The rheum. saw me Jan 06 and clinically diagnosed the RA. I was so swollen in all joints by then I looked like the Michellin man. In 5 months, I had gone from healthy to housebound. Bloodwork comfirmed his diagnosis and I was high moderate, just 4 pts from severe. He recommended MTX and gave me a pamphlet. I went home, got on the internet and found this website.
Rheumy was angry but did prescribe mino 100mg MWF.
I found an integrative doctor to help me identify and treat other possible causes such as heavy metal toxicity, leaky gut, etc. I really credit that doctor with saving my life.
At the end of 1 yr, the rheumy declared me nearly dormant. My bloodwork was weak positive…just 4 pts above normal. It was at this time I found my current rheumatologist who puts the whole puzzle together.
I was very disappointed to have to start biologics.
The rest is history.
Susan
Thanks for sharing your story, Susan. I just got tested for co-infections, so I may be in the same boat as you soon! I also don't fit the clinical pattern for any of the co-infections, so I will be interested in how the tests come back.
In my opinion, there's never an example of a case where one should say, “I will never do this or I will never do that”. If you need it, you need it. You have to make a prudent decision based on what you've tried/how much you're suffering/how long you've been suffering/ and how urgently you need treatment. Seems like you made a good call!
Also, as a side note, how lucky for you to be CDC positive! It seems silly to say, but isn't it funny how its sort of coveted to be CDC positive for a disease like Lyme. It puts you in the realm of “confirmed” patients, not a murky outliers. I just got another Lyem test, I'm hoping my WB will “light up” cause of the abx I've been on. Then I will be among the CDC's “accepted” Lyme patients as well. Cross your fingers for me.
Susan,
Your detailed post is very helpful and informative. I so envy your doctor's dedication to detail and completeness! My doctor is going to give up on me pretty soon and send me back to a rheumy. She isn't pushy about it because that is not her style, and because my results have been so mixed. Clearly ABX have been very helpful, but is it enough? It kind of doesn't look like it to me, so your post is very encouraging.
BTW, Joe, you might like these photos if you find parasitic worms interesting… all they can say is we should wash our hands??? Ugh! :sick:
http://www.foxnews.com/photoessay/0,4644,6672,00.html
A note to tainabell, what you said is so true “I won't do this or that”. This disease beats us down and at some point we are at the mercy of it and need blessed relief, side effects be damn!
Good luck on your continued journey Susan, if there is any comfort at all in knowing you are not alone, you're not.
Sue
Tainabell, It really is a sad day in the medical world when a “positive” bloodtest is to be envied.
I just hate that I had to succumb to the “standard” rheumatoid drugs. Pain didn't drive me there. I wasn't in much pain and that is one of the reasons why the doctor had a hard time getting me to take it. Second reason is that I am really scared of those drugs. So I eat lots of green veggies, take liver supplements and folate supplements and pray over each shot. No kidding! I don't want to fight this disease only to contract cancer. Jeepers!
Aside from that, Enbrel really does take away the last vestige of swelling and I feel better than ever when on it. That is, until I get sick. sigh…. My numbers get better too so I think removing the swelling really does help the “healing” medicines do their job.
If you can get the job done without it, that is best and I envy you. But if you find you need the help, use it. So long as the doctor is still going after the bugs.
Tiff, I'm really sharing my story in hopes it will be of help to others who don't respond completely to just minocycline. I'm not a finished story, so we will all have to wait and see how it turns out for me. Are you with a good AP doctor? Do you know which bugs you have? Since antibiotics are so specific in regards to their target, I don't see how we can be treated successfully unless we know which bugs we have. Otherwise, we're just winging it. If your doctor gives up, I hope you won't.
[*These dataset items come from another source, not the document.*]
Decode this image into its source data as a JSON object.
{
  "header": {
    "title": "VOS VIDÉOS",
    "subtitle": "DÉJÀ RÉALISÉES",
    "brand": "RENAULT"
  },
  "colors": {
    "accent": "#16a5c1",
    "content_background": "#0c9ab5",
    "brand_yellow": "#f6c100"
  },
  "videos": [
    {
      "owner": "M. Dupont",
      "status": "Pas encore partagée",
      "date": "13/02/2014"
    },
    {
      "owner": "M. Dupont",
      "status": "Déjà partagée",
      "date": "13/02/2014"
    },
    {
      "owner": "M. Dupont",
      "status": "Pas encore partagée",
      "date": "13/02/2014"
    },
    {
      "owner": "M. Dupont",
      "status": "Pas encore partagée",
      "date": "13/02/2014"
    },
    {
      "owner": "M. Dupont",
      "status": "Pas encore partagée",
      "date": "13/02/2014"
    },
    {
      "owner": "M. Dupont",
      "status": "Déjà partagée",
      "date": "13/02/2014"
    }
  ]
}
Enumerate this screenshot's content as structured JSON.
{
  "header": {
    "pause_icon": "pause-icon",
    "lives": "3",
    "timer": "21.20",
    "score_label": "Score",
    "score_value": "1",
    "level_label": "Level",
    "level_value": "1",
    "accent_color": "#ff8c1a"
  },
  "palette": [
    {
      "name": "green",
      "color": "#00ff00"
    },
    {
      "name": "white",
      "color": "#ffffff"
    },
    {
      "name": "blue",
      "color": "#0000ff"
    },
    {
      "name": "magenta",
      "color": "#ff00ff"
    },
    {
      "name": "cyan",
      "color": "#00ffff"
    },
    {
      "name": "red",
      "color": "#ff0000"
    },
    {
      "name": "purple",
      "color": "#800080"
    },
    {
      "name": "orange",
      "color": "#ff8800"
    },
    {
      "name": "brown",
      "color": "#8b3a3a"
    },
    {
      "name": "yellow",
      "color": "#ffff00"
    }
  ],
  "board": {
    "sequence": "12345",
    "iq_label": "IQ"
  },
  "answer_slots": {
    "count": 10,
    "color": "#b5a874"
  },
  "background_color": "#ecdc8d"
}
It would be great to know if those who respond well to minocycline do so because they only have mycoplasmas versus so many microbes like I have.
Susan
Hi Susan,
We're still in a better position than those who are on biologics but not on the AP. They will have to take biologics for the rest of their lives, while we at least will be able to wean off them when we get to remission. I'm sitting here trying to decide whether or not to do my Enbrel injections; I have 2 open sores on my hand that are taking forever to heal because of the prednisone. I don't want to skip a dose because it's not really working well yet and I want to keep the momentum going of it working better each week. I@#*@hate these decisions, sorry for the language.
I'll probably wait a few days and then take it. My rationale for using biologics is to get off the gosh darn prednisone, which is making me sicker than the arthritis. That's also why I want IV abx. It would be nice if my experience is like vinnys, but I've been sick much longer than him so I doubt that will happen. Those of us on a biologic did not make this choice lightly, but I know I would be wheelchair bound and in an assisted living facility if I had not restarted it a year ago, Anyway, I appreciate all of your posts on this subject.
linda
Hi
A major problem in horses is tapeworms –which are transmitted by mites living in the soil –sounds plausible that they got passed along to you —
richie
Ritchie,
You are 100% right on the money. I have loved and lived with animals my entire life and it isn't a clean hobby. I used to laugh about it, but I'm not laughing anymore. I had a friend who was a wash-your-hands fanatic. Well, when we are out trailriding all day and we stop for lunch, our hands are dirty from rubbing sweaty horses. We carry wet wipes and waterless wash, but how much good does that really do?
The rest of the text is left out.